I couldn’t decide what to put in this article. Irony, right? Typically, I am an indecisive in most areas of my life, be it big or small. When I was younger, I remember consciously deciding that my favourite colour is blue from now until forever just for sheer ease. I’m still not sure how much I prefer it over the rest of the rainbow.
The concept of making a decision is simple: you pick one option over another. The option which, in that moment, is more favourable, more satisfying, more suited to your needs. The inability to choose one over another is indecision.
I’m not alone in my chronic indecision; the decisive people I know stick out in mind for the simple fact that they tend to be the minority. Most people I know struggle with decision making; with making a choice, committing and sticking with it. But why exactly is that? What is it about millennials and the way we live that seems to be making so many of us indecisive?
For a start, we have a surplus of choices. We are fortunate enough that the world is pretty much, entirely open to us. The exciting prospect that, in theory, we can go wherever we want and achieve whatever we want is so overwhelming, that it can actually serve to do the opposite of what it should: paralyse us. Dr Jonathan White, psychologist and visiting professor at Henley Business School, agrees. ‘You would think that having online capability would make it more and more possible for people to get information [and therefore help with decision making] but it actually exposes them to more possibilities for choice.’
This over-saturated of choice that we're exposed to, can be applied to all areas of life. Apps like Deliveroo and Just Eat mean we can basically have any cuisine delivered to our doorstep, dating apps literally produce a list of people we can choose whether to ‘match’ with or not, and music streaming services essentially open up the entire back catalogue of the music world for our listening pleasure. I’m tired just typing it. These choices whilst obviously amazing, are both a blessing and a curse. The opportunities are there, but so many of us seem unable to reach out and grab them because we can’t make the decision in the first place.
What’s even more interesting is that making a lot of decisions is actually proven to be exhausting. The New York Times have discussed the phenomenon of ‘decision fatigue’, citing a study about an Israeli parole board which granted parole to around 70% of prisoners who they saw early in the morning, compared to 10% of prisoners who they saw later in the day. They found that the more decisions you make, the more reckless your decisions will become or you'll start to do nothing because of mental fatigue. Is it any wonder then, that we’re not the most capable decision makers? Are we literally exhausted by the sheer amount of decisions we can make, that we decide to do nothing? (Which, if you want to get technical, is actually a decision.)

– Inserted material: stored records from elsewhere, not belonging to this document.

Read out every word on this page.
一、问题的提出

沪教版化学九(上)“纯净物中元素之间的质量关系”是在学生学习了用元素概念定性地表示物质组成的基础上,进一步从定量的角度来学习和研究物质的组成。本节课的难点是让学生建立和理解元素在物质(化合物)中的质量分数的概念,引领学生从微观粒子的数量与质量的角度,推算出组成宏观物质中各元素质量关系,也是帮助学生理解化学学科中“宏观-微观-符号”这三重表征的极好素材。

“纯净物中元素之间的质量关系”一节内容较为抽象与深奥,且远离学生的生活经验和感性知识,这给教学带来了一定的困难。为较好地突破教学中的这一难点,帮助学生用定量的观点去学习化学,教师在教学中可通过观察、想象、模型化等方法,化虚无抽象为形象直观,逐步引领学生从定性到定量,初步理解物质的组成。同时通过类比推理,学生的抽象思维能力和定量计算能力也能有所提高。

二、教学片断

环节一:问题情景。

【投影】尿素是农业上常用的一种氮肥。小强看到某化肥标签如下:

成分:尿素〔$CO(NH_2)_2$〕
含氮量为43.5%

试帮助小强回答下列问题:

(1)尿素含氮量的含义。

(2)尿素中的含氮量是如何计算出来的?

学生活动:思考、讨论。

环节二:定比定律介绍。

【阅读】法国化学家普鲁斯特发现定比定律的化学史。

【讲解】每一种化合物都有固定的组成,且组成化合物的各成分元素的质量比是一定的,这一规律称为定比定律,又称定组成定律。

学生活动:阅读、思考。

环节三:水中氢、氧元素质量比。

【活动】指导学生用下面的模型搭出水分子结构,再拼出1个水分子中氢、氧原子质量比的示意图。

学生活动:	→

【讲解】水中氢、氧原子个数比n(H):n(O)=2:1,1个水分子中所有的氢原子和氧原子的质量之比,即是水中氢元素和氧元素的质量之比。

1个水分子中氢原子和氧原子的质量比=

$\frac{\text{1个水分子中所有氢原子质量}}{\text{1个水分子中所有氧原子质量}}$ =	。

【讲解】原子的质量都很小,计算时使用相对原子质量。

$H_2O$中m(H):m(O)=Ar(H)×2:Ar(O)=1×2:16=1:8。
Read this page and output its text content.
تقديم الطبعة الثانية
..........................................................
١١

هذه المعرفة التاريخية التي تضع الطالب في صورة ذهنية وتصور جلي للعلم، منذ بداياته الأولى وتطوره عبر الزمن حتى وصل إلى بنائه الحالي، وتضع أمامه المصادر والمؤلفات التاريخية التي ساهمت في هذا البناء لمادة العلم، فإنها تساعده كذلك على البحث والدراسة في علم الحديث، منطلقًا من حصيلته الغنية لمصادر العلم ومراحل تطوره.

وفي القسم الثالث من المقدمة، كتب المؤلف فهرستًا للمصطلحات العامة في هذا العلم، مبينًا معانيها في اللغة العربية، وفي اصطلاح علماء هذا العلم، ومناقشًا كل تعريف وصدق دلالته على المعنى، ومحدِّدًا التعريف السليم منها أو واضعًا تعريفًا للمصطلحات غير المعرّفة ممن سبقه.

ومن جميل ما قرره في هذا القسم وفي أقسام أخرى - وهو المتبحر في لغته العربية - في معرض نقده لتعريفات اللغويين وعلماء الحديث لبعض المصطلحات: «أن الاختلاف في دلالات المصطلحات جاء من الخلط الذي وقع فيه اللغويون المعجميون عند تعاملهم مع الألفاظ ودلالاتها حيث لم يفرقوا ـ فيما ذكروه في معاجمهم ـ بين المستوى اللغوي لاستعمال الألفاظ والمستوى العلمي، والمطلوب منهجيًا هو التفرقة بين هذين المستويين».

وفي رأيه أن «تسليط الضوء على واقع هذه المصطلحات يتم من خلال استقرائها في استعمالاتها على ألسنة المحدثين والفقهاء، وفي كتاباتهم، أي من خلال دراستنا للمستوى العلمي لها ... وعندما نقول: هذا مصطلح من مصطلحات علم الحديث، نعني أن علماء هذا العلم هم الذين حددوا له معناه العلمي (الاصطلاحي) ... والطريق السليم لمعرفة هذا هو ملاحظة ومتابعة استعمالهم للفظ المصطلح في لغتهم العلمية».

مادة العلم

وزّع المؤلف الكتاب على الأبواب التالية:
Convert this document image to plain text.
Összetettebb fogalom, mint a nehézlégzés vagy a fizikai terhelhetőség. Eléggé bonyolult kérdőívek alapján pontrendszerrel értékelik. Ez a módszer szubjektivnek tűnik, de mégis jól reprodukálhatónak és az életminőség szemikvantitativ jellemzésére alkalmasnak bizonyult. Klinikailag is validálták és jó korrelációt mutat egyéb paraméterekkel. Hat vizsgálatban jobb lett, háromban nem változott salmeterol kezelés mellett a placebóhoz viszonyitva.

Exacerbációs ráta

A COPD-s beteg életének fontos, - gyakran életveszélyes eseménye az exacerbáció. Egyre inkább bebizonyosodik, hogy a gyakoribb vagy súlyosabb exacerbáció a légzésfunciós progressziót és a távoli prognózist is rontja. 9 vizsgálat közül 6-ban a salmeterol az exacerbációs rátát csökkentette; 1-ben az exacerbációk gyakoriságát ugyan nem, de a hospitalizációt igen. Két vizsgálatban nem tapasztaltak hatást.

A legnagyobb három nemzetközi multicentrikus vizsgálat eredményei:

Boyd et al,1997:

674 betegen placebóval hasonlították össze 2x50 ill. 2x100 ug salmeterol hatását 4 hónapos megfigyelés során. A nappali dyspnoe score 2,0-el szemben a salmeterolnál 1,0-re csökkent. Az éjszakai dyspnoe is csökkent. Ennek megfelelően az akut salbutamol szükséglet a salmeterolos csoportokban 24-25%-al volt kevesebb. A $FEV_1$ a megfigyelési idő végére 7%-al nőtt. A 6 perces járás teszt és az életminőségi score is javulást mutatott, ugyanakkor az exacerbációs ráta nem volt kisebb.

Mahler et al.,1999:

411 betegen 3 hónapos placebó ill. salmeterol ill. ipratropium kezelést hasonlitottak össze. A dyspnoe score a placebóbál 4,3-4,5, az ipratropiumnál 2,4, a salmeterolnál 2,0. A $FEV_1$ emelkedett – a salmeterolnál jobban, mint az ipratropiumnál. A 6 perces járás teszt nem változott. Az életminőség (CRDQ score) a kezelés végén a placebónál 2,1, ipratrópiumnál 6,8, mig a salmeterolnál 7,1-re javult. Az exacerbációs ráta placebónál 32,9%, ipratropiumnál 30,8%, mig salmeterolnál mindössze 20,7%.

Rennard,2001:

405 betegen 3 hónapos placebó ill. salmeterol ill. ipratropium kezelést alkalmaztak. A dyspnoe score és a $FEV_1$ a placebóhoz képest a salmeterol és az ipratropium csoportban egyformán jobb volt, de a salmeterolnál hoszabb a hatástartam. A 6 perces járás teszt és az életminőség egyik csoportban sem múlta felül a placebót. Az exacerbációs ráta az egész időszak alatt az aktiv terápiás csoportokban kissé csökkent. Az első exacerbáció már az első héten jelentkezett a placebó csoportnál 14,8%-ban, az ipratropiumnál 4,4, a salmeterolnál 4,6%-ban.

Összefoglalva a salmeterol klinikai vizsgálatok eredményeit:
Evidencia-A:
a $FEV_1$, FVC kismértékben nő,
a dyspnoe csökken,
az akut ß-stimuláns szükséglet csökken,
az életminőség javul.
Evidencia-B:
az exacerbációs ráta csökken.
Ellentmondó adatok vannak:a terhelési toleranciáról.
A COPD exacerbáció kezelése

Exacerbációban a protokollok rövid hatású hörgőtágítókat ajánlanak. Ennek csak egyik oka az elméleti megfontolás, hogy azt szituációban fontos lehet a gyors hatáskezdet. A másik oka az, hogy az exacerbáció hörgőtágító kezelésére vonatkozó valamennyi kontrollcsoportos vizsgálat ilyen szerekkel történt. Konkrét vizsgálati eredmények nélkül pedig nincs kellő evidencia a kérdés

Then there's fear. In a Forbes article, one writer discusses the idea of ‘career paralysis’, the concept of being so scared of making the wrong career choice, that you don’t make any. It’s no wonder we feel this way; it's consistently suggested that as a generation we’re – to use the technical term – fucked. You know the drill: rising rent but diminishing wages, the extremely distant prospect of ever being able to own a house… The stakes suddenly seem so much higher for our generation that the thought of one false move is terrifying.
For previous generations, life typically followed a ‘formula’; usually education, work, homeowner, marriage and babies. Now, there’s no such blue print. Luckily for us, this societal expectation, whilst there for the taking if you’d like it, is no longer forced upon us. We have the freedom to make our own choices, our own path, yet we can't. As Maddie, 29, told me ‘You’re always told to envision where you’d like your life to go and work backwards from that. The thing is, I don’t know what I want my life to be, which makes it difficult to make those decisions!’
But what if you really feel unable to make a decision? Just do it, says Dr White. ‘If you’re in a situation when you really can’t decide between alternatives, where you’re not convinced by the strong merits of one over the other, then it’s better almost to make a decision and live with the consequences of making the decision. If you wait to find the very best alternative you may wait indefinitely.’
You may well feel crippled by indecision but the first step is simply to make one and deal with the consequences – whatever they may be – later. 'I try and remember that there isn’t a wrong and a right way because whatever decision you make, your life won’t end, and you very rarely have decisions that you look back on and go “OH SHIT THAT WAS THE WORSE”,’ Steph, 28 told me. ‘That lessening of pressure usually means I’m able to make the decision. I think pressure is the enemy of good decisions.’
A friend once gave me some advice when I told her about a decision I regretted and it’s stuck with me: that there's no point in thinking about 'what if's' because you make the decision you think is best at the time, with the information, thoughts and feelings that you had in that moment. And really, who can do more than that?